My brain is a little bit fried trying to figure this out but I can't seem to get private subnets to connect to the internet to grab updates for example. Basically all I want is web access for these servers. I have tried solutions found in other posts but could easily be missing something since I have been looking at this for quite awhile.
So far I have done the following set up:
- Disable source/destination checking on my NAT instance
- Create a route table for public subnet and set its source to IGW (verified this works)
- Create a route table for private subnet and set its source to the NAT instance
- Create security group for NAT instance with inbound and outbound rules for 80/443 and ssh
- Create security group for private instance with inbound and outbound 80/443 and ssh
I am able to jump on the NAT instance via SSH and then pivot onto the private server, so I know that much is working. I have verified my rules by pinging internal addresses but when I leave the local network that is when I start having problems.
Where do I need to look or what do I need to troubleshoot to help get this narrowed down?
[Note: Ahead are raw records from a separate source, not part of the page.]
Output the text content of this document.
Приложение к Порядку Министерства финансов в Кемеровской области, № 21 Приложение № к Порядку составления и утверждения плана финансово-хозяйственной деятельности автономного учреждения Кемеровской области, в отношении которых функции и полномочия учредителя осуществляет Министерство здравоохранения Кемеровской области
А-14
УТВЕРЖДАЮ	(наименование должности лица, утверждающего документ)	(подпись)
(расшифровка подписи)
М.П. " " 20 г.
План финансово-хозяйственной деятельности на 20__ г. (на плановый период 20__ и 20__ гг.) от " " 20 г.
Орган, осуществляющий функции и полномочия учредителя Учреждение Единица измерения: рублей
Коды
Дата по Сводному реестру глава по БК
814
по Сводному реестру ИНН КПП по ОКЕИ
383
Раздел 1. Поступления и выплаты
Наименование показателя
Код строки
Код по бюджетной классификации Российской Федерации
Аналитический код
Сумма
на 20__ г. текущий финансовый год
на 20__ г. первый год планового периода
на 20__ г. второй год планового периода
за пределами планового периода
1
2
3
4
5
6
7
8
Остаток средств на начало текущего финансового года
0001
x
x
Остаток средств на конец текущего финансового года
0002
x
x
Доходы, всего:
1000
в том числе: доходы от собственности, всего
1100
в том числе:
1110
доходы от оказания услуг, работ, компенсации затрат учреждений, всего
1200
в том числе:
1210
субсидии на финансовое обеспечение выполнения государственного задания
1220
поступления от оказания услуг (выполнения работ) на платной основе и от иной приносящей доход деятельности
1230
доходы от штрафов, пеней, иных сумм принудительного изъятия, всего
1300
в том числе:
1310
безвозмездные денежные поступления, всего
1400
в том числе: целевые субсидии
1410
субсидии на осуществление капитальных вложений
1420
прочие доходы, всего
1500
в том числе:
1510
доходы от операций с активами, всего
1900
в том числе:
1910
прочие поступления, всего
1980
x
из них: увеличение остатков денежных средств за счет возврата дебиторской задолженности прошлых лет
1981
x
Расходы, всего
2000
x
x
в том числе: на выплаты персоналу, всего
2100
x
Is there some configuration that needs to be done on the NAT instance that I have overlooked?
EDIT: Configuration update
- VPC: 172.16.0.0./16
- Private subnet: 172.16.1.0/24
- Public subnet: 172.16.0.0/24
Private subnet routing table:
Points to NAT instance in public subnet. Unable to access internet, attached EIP to public internet facing interface.
Public subnet routing table:
Points the public subnet at the IGW, I have verified internet access.
Thoughts:
I'm starting to think there is something that needs to be set up or created on the NAT instance that lives in the public subnet to forward traffic from private instances, but I'm not exactly sure what needs to added. I found this post that explains adding a masquerade rule in iptables, is that something that apply to my situation?
yes, you must have iptables masquerading set up on the nat host.
iptables -A POSTROUTING -t nat -s (private-subnet/cidr) -j MASQUERADE
we have the same set up, you've done everything else correctly (disable source check, point private subnet to the interface of the nat instance, point public subnet to the igw).
Just stumbled across this having a similar problem. Assuming you used the wizard to create the NAT instance, the masquerade rule mentioned above would already be there - this is only something you need to add if you're going to "roll your own" NAT instance. (I usually do that so I can double-up on this and also make it an OpenSWAN L2TP/IPSec remote user VPN server).
What I had forgotten to add since the last time I created one of these, were rules which allow all traffic (or at least what you want to allow) from all private security groups or subnets which will route traffic via the NAT instance. The NAT instance will not accept such outbound traffic without rules to allow it - don't just think about what's coming in from the Internet to get to it. Not sure if that's your issue, as you did mention adding 22/80/443 to your NAT security group, but thought I'd suggest this for others who might have a similar problem.
I battled with this for a while, until I found this:
http://docs.aws.amazon.com/AmazonVPC/latest/UserGuide/VPC_NAT_Instance.html#NATInstance
I had set up the NAT server as my own standard (Ubuntu) instance, once I used the Amazon Linux AMI and updated my routing tables it started working.